Saying “emergence, thus free will” is no different than saying “something something quantum thus free will”. It’s still not a description or an explanation, just yet another desperate attempt to justify an irrational and impossible belief.

And this shows again that it is better to fight the straw man than what I’m saying; again, Free will is not an on or off switch. It has to have a lot of things present to be considered at the human level. The nonsensical thing is to fight against others as if we are not taking already into account what you complain about.

BTW, Yes, free will is not freedom, but is generally considered to be a crucial aspect of freedom.

No, it’s imaginary. That why nobody can actually define it, just insist it’s important while carefully avoiding doing so.

#Ball, Philip (2021): “Why free will is beyond physics”, Physics World, 34, 1, 17

"The sceptical physicist might then ask: so where does this “free will” come from that enables events to turn out differently than they might have? In response, we should turn the question around: what exactly caused events to turn out as they did? The underlying problem here is that the reducibility of phenomena – which is surely valid and well supported – is taken to imply a reducibility of cause. But that doesn’t follow at all. What “caused” the existence of chimpanzees? If we truly believe causes are reducible, we must ultimately say: conditions in the Big Bang. But it’s not just that a “cause” worthy of the name would be hard to discern there; it is fundamentally absent.

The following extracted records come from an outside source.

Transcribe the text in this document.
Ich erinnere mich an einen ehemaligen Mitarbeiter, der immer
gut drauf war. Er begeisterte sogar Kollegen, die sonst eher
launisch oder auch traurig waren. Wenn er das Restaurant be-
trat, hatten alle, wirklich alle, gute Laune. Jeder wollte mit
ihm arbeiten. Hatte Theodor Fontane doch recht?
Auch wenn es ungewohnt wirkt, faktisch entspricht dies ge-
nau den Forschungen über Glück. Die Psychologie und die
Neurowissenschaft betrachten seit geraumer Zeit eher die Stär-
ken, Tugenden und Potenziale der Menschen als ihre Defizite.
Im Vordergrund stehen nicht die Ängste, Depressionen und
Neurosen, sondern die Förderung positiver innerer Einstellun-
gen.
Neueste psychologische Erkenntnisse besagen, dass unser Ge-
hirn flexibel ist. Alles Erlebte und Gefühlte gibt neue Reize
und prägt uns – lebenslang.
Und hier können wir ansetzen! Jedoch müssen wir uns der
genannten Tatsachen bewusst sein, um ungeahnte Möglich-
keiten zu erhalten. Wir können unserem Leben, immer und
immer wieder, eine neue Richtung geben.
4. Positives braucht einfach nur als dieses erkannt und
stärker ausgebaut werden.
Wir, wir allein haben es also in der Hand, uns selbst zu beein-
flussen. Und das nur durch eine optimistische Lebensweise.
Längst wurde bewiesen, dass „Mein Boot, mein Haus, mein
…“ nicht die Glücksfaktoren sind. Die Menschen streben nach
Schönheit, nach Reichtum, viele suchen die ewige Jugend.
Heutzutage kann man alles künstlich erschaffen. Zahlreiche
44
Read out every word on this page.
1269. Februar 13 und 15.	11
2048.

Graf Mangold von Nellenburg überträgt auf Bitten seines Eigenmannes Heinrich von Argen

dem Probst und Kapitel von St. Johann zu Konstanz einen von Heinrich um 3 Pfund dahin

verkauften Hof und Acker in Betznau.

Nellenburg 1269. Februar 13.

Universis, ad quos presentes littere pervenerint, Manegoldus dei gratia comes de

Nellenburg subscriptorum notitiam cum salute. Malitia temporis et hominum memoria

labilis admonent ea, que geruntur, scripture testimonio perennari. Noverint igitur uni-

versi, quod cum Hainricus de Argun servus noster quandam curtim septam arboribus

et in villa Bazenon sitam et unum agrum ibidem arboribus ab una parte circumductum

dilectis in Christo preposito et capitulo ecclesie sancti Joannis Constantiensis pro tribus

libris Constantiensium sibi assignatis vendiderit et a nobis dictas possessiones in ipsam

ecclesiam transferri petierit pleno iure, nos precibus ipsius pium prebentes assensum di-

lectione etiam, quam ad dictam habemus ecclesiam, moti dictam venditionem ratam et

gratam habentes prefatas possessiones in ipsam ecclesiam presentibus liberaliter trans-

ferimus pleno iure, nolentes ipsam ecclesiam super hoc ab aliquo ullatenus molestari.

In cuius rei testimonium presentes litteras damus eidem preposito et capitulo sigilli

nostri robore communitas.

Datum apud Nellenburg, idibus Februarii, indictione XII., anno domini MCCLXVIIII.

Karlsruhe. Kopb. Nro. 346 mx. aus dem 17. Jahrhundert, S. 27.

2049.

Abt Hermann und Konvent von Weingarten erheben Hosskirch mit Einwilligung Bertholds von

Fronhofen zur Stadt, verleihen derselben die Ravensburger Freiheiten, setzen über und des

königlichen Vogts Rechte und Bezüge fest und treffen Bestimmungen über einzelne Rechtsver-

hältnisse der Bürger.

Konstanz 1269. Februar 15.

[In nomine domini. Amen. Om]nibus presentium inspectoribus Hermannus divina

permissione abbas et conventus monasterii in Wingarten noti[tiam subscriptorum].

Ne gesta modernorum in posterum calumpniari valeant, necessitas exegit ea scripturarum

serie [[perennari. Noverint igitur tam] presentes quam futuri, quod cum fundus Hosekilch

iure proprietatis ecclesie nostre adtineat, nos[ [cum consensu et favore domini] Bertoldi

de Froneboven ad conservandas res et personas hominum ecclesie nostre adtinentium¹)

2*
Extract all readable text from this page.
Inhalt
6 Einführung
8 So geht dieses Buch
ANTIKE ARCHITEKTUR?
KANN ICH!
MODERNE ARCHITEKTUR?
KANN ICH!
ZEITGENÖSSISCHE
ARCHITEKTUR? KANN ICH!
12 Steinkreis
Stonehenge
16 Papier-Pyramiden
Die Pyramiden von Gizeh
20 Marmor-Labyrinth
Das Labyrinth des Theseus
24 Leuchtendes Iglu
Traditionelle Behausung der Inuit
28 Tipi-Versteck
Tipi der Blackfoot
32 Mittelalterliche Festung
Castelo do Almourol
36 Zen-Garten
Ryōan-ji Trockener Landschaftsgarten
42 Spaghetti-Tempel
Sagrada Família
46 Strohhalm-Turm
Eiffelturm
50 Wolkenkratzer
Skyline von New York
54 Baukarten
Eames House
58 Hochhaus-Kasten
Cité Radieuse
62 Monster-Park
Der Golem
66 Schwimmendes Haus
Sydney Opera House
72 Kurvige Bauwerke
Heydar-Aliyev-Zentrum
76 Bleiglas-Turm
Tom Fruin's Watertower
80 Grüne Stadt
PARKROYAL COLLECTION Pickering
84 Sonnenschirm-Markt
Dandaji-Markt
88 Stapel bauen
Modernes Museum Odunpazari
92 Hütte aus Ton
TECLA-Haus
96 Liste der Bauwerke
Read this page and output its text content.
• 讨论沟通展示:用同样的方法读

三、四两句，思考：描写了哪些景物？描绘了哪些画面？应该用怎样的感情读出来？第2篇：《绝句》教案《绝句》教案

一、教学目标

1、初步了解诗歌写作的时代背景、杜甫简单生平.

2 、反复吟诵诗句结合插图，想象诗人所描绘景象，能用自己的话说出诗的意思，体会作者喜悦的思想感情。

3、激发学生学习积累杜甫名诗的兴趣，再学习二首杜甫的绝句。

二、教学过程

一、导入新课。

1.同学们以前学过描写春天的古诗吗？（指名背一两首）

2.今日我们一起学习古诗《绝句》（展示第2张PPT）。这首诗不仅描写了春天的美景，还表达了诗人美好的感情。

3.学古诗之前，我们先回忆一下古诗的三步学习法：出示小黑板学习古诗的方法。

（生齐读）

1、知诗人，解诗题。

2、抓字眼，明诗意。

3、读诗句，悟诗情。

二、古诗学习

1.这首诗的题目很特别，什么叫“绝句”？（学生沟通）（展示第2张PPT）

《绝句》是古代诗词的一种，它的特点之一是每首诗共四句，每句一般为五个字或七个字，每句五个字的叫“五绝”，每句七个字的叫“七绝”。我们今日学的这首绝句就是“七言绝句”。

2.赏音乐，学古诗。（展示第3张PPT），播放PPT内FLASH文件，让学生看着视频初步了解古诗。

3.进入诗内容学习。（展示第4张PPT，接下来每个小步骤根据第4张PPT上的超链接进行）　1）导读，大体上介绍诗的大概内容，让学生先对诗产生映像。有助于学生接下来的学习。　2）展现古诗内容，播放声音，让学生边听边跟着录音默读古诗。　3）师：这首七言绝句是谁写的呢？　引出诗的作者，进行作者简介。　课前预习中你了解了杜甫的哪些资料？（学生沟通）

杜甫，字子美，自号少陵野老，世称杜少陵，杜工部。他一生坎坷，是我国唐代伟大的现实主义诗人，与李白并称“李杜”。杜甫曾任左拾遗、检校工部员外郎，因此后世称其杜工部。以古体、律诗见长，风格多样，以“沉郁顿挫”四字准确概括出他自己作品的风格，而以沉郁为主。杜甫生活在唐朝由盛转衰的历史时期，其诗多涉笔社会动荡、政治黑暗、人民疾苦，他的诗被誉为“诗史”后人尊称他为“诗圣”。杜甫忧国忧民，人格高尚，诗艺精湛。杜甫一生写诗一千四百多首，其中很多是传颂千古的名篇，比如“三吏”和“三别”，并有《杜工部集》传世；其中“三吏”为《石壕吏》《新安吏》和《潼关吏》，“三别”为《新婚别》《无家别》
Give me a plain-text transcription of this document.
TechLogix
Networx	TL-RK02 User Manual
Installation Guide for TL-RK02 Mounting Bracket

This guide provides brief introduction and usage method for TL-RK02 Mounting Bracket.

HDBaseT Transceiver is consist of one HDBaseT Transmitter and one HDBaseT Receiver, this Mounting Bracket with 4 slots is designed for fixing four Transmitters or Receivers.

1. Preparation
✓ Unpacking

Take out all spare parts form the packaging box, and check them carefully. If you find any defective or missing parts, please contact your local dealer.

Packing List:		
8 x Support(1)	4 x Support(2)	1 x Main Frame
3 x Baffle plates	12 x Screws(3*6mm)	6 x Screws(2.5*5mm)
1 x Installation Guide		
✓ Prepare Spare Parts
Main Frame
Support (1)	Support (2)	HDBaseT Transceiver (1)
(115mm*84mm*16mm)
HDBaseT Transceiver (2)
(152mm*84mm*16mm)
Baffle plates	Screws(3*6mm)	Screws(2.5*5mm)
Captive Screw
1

To account for chimps, we need to consider the historical specifics of how the environment plus random genetic mutations steered the course of evolution. In a chimp, matter has been shaped by evolutionary principles – we might justifiably call them “forces” – that are causally autonomous, even though they arise from more fine-grained phenomena. To complain that such “forces” cannot magically direct the blind interactions between particles is to fundamentally misconstrue what causation means. The evolutionary explanation for chimps is not a higher-level explanation of an underlying “chimpogenic” physics – it is the proper explanation. […]

If we recognize, as we should, that the origins of volitional decision-making lie in evolutionary biology, we must accept that the entire mode of its operation – the way in which brains imbued with innate tendencies and learned information process low-resolution stimuli – doesn’t share an epistemic language with Newtonian and quantum mechanics. To talk about causation in science at all demands that we seek causes commensurate with the phenomena: that’s simply good science and good epistemology.”

"It’s Magic!", in other words.

Point was, that no, many have defined it before. That you don’t like the definitions (and you miss that I don’t like many myself ) is a different thing.

That’s why I quoted Strawson. Points 1.-7. essentially define what it is to act freely, but I can give a brief paraphrase if that makes things easier (but would defer to Strawson if that muddles things): free actions are actions performed for a reason (1.), which is given by a certain mental state (2.), which must be due to the agent (3. and 4.), given by their preferences (5.), which themselves must be due to the agent (6. and 7.).

No, they handwave it and pretend that’s a definition.